His presence fills my childhood, yet its absence fills theirs – even if they will never know. They are blessed with four Grandparents plus Great Grandparents, who share their love and wisdom freely. I am grateful for this and thankful for them. Children need their Grandparents, those who offer the treats and reprieve a parent never can.
Yet even with this familial bounty, the child and mother in me wonders how different their lives would be if my father were still alive. What kind of Summers they would have with him by their side, or what mischief they would find together? I will never know… they will never know.

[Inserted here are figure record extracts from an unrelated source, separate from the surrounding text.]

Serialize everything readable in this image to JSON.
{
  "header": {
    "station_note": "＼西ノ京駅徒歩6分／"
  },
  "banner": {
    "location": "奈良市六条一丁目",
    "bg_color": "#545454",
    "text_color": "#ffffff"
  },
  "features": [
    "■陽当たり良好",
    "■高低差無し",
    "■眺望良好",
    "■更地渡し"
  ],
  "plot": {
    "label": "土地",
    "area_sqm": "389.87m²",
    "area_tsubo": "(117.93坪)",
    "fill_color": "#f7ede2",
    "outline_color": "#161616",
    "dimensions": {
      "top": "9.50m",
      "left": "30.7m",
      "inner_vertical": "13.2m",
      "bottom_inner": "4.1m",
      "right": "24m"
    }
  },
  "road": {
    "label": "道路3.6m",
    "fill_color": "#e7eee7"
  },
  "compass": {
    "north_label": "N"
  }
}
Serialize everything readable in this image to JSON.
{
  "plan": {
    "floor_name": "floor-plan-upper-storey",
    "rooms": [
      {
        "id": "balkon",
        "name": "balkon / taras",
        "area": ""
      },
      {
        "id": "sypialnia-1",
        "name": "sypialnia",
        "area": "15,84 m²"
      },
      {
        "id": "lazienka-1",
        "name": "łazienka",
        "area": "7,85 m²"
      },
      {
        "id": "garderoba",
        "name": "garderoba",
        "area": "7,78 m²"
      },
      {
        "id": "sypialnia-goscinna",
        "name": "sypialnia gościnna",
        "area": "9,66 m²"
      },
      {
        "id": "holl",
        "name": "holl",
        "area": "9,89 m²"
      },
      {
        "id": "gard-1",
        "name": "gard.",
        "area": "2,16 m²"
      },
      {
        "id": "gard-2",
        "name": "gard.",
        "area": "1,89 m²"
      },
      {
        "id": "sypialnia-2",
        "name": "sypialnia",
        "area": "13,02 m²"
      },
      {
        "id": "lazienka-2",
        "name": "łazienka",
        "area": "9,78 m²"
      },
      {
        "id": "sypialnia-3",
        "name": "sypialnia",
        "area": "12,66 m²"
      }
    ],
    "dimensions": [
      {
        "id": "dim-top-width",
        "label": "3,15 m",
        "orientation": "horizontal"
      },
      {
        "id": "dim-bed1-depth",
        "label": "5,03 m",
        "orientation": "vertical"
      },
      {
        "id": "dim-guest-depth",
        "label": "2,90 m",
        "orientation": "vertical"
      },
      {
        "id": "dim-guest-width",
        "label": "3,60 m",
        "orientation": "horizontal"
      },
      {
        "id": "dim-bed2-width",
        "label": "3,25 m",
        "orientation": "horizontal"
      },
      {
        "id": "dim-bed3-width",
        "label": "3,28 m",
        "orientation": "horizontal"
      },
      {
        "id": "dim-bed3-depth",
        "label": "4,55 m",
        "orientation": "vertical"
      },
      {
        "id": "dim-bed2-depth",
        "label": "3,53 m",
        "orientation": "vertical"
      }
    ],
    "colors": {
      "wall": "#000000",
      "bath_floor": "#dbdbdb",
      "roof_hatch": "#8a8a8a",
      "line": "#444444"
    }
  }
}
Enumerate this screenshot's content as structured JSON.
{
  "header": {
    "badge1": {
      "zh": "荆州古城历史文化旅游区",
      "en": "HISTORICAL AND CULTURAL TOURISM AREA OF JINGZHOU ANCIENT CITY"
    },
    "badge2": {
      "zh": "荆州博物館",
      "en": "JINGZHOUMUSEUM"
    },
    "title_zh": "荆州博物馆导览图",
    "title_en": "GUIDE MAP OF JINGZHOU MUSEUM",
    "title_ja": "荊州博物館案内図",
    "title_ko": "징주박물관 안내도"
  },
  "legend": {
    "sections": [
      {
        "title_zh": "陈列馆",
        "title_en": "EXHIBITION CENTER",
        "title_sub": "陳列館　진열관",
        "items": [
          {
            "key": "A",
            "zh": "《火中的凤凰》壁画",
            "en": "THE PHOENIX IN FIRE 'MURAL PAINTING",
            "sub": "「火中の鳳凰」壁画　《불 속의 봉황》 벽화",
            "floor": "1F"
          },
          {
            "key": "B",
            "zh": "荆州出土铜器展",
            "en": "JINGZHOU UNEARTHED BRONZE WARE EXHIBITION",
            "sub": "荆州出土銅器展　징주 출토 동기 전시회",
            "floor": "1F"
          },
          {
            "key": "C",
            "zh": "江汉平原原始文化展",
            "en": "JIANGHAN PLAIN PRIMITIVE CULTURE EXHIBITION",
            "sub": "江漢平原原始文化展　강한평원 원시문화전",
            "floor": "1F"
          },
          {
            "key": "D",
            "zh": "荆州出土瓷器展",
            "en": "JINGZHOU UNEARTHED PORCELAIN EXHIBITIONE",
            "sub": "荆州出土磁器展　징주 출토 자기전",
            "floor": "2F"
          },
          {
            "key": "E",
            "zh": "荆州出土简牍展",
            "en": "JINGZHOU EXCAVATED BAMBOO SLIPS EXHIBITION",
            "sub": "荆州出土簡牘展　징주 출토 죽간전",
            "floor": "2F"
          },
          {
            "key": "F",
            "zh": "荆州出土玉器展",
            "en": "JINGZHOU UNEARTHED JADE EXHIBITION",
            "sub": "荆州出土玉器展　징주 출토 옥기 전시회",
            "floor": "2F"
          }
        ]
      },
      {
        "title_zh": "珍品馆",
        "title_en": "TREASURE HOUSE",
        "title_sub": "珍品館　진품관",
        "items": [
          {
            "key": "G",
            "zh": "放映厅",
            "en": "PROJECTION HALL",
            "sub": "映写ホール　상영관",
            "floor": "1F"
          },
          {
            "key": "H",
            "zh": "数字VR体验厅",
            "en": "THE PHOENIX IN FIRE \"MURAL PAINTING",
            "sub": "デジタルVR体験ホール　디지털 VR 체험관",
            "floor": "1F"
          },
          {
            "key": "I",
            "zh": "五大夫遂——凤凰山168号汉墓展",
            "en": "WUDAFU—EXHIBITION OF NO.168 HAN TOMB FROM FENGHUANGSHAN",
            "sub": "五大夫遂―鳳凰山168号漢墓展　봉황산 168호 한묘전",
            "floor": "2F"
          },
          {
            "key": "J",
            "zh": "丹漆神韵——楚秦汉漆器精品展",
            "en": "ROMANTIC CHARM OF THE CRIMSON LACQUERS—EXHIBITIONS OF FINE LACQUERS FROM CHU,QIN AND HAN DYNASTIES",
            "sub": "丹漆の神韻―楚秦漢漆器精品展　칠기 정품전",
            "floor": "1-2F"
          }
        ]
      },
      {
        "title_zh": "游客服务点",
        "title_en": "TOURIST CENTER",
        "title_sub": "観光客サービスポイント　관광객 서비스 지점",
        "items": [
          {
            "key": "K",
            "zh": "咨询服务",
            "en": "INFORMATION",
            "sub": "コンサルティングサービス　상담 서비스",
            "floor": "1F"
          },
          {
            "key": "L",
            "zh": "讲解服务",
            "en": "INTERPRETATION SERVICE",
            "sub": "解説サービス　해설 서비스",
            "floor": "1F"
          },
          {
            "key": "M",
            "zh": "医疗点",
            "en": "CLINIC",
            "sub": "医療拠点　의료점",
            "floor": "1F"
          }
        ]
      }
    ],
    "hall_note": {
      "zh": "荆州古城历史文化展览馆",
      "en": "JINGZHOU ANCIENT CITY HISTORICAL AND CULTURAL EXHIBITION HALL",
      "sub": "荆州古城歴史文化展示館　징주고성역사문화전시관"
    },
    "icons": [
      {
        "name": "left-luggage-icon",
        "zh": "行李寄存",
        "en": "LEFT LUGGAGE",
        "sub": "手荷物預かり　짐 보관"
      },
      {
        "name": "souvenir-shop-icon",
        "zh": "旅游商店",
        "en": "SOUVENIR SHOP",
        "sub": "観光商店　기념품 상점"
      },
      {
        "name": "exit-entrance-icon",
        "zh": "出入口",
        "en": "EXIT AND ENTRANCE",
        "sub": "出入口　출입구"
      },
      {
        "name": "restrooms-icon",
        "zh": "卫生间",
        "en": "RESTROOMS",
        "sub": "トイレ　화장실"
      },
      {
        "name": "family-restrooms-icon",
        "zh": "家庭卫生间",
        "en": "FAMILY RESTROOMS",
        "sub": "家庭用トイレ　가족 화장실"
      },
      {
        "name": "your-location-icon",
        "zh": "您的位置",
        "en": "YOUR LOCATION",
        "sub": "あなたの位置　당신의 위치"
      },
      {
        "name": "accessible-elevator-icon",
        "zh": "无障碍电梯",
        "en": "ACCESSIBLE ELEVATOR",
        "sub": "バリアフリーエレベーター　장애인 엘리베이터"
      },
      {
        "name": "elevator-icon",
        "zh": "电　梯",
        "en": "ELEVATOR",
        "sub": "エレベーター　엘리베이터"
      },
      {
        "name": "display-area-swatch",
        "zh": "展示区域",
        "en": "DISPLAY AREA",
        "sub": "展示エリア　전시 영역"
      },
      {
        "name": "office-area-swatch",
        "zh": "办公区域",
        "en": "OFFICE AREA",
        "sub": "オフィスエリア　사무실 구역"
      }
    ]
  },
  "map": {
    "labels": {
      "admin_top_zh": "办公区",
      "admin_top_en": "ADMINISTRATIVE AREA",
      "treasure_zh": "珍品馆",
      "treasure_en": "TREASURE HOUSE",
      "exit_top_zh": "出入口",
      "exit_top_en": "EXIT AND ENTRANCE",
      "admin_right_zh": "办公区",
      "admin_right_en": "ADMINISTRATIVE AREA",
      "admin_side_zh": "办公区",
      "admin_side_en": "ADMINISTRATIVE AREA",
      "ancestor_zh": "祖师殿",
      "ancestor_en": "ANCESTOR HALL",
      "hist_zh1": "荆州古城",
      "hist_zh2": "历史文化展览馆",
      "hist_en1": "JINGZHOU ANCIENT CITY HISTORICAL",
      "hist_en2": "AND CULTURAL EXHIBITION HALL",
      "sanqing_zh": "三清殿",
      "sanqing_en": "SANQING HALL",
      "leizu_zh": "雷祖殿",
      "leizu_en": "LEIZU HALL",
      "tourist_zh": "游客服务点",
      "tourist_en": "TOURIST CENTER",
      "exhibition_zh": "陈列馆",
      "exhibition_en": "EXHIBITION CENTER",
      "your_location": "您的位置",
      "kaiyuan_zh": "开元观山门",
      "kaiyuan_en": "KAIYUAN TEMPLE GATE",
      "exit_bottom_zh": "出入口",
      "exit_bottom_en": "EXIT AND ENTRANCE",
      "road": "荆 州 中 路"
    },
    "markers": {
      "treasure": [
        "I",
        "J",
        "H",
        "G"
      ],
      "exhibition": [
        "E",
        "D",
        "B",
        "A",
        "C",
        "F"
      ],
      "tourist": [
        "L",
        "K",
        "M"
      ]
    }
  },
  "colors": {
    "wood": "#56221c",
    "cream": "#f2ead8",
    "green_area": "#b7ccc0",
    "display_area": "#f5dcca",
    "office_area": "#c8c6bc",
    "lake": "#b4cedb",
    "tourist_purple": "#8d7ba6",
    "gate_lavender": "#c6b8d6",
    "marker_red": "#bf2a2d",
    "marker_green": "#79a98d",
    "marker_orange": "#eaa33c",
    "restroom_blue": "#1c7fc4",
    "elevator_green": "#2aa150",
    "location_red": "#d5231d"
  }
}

But I do know this: he would have loved them fiercely and wholly, the way only a Grandfather can. And that it is my job, as a daughter and a mother, to help them know that.
Ways to pass on remembrance
I have done a few things to help my girls know their Grandfather, and I plan to do more in the future. If you are struggling with this yourself, here are a few suggestions:
- Recreate traditions your loved one is known for – for us this includes reading ‘The Night Before Christmas’ on Christmas Eve, watching the stars, having donuts for breakfast on Christmas morning….
- Share stories of them
- Prepare your loved ones favorite food, and then tell them why it was special – or what made it special to you
- Show them the keepsakes you have kept
- Create a scrapbook to share
- Be honest with your kids about how you feel, who they were – and what happened. (Obviously, within age appropriate reason.)
Have you lost a loved one? A parent? How have you coped… and how do you help your child know them?